Notebook security is one of those issues most users only marginally think about. Its usually a simple matter of turning on the notebook, entering a username and password, and they are on their way. But, in some corporations, there is a power on password that needs to be entered before the user enters their username and password. The power on password unlocks the hard drive and allows the notebooks to be used. Well, what happens if the user or even the IT department forgets this power on password? In the case of a Lenovo ThinkPad, users rare out of luck.
Lenovo refuses to reset the power on hard drive password, even if the notebook is covered by their warranty. Users are on their own and have to try the Internet for answers.
In an article over at The Register:
Reg reader Shaun P, who put us on to the issue, explains: “When a Lenovo customer forgets their password the firm tells customers to replace the motherboard at their expense. That’s because the password lock-out problem is something that isn’t covered under Lenovo ThinkPad warranties.”
Sure enough, page 19 on Lenovo’s ThinkPad warranty explains that while the “power-on” password can be reset by service agents the same doesn’t apply to supervisor passwords.
Lenovo explained the rationale for this policy in a brief statement.

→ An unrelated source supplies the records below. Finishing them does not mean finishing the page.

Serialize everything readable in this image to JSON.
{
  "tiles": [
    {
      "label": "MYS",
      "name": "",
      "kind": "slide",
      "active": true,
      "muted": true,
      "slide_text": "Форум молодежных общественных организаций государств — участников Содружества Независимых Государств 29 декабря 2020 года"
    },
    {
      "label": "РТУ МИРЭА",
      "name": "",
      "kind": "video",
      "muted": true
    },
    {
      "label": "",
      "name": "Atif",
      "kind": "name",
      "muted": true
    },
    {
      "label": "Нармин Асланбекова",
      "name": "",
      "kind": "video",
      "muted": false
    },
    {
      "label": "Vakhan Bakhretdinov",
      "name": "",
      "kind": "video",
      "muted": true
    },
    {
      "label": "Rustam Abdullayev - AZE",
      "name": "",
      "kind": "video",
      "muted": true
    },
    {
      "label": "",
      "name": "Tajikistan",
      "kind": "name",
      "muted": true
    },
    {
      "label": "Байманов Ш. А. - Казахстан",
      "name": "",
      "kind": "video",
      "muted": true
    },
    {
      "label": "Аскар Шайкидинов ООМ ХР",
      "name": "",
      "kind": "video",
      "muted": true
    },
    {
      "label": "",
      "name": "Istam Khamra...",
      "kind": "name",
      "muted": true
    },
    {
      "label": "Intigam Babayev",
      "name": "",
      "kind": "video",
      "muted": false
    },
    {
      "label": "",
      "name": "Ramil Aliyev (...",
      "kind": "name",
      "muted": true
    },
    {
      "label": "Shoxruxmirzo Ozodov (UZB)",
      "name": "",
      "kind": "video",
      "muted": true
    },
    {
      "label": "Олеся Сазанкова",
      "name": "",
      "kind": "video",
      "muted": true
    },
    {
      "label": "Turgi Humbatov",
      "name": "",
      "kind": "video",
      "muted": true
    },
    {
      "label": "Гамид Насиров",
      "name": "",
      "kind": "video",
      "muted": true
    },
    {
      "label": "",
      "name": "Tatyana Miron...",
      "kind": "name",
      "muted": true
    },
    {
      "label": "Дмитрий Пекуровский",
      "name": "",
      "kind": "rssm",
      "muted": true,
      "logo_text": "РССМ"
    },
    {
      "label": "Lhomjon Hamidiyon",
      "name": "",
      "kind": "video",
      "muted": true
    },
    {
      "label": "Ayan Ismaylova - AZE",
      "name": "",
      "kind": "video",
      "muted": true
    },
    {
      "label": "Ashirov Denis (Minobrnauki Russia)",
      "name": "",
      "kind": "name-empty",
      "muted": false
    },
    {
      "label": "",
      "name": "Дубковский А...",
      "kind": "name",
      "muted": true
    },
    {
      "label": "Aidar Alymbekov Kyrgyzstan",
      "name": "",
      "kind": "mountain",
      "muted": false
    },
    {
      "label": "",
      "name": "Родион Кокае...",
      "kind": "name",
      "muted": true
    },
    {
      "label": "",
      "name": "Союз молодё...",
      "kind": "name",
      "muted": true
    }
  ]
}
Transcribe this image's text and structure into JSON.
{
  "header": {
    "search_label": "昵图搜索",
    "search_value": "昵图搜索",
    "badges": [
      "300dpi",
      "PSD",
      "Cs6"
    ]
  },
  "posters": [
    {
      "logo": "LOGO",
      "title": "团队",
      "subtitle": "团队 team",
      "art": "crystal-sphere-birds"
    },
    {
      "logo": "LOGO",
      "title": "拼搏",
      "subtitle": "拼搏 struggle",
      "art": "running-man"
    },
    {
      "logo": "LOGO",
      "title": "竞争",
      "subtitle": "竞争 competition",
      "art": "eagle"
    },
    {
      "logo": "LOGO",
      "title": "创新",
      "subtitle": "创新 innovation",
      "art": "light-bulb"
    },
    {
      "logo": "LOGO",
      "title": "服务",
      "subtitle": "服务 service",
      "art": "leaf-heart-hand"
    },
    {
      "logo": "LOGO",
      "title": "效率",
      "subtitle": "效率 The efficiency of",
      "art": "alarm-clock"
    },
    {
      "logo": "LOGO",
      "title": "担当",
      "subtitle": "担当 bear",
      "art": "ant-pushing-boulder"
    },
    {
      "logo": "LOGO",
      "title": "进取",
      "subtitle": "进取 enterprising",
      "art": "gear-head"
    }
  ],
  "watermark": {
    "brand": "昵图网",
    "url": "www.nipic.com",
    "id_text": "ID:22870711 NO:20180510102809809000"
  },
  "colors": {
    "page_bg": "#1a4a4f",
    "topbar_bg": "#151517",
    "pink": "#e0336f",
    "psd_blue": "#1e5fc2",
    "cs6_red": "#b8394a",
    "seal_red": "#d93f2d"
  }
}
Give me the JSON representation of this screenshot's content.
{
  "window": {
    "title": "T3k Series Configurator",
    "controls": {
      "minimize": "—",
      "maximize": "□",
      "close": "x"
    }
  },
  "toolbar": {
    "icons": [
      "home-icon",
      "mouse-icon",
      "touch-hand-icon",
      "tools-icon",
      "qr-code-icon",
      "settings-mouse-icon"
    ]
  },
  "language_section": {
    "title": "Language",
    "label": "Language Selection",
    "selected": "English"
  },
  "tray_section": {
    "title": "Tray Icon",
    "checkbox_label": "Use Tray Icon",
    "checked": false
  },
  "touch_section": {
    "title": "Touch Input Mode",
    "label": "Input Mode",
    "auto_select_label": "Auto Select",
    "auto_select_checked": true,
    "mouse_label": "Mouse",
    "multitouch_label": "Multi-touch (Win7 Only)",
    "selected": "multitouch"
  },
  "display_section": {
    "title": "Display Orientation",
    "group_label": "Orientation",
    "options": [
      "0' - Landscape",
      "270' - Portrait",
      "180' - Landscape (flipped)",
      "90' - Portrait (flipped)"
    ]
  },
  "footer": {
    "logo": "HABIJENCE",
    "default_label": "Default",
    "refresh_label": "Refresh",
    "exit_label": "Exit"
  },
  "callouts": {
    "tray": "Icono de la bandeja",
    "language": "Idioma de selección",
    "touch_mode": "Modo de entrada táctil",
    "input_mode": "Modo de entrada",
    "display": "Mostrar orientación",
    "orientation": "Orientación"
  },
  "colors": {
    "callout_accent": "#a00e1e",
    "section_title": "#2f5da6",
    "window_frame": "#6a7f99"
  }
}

Lenovo does not reset passwords for customers regardless of warranty status. To do so, represents a potential security exposure.Lenovo entitles warranties based on the system model and serial number combination and not based on a particular registered customer – in which case Lenovo would have no way to authenticate a customer seeking help with a story of a lost or forgotten password. If Lenovo were to reset administrator or HDD passwords by either policy or available procedure, then we would be creating an exposure and undermining the value of the passwords to deter theft and prevent unintended access to data.
So, what is a corporation or end user to do in this case? Follow whatever the corporate password policy may happen to be for starters. If its a personal notebook, don’t write the password on an Post-It note and attach it to the notebook. If you need to write it down, put it on a Post-It note and place it in your wallet or some other secure place.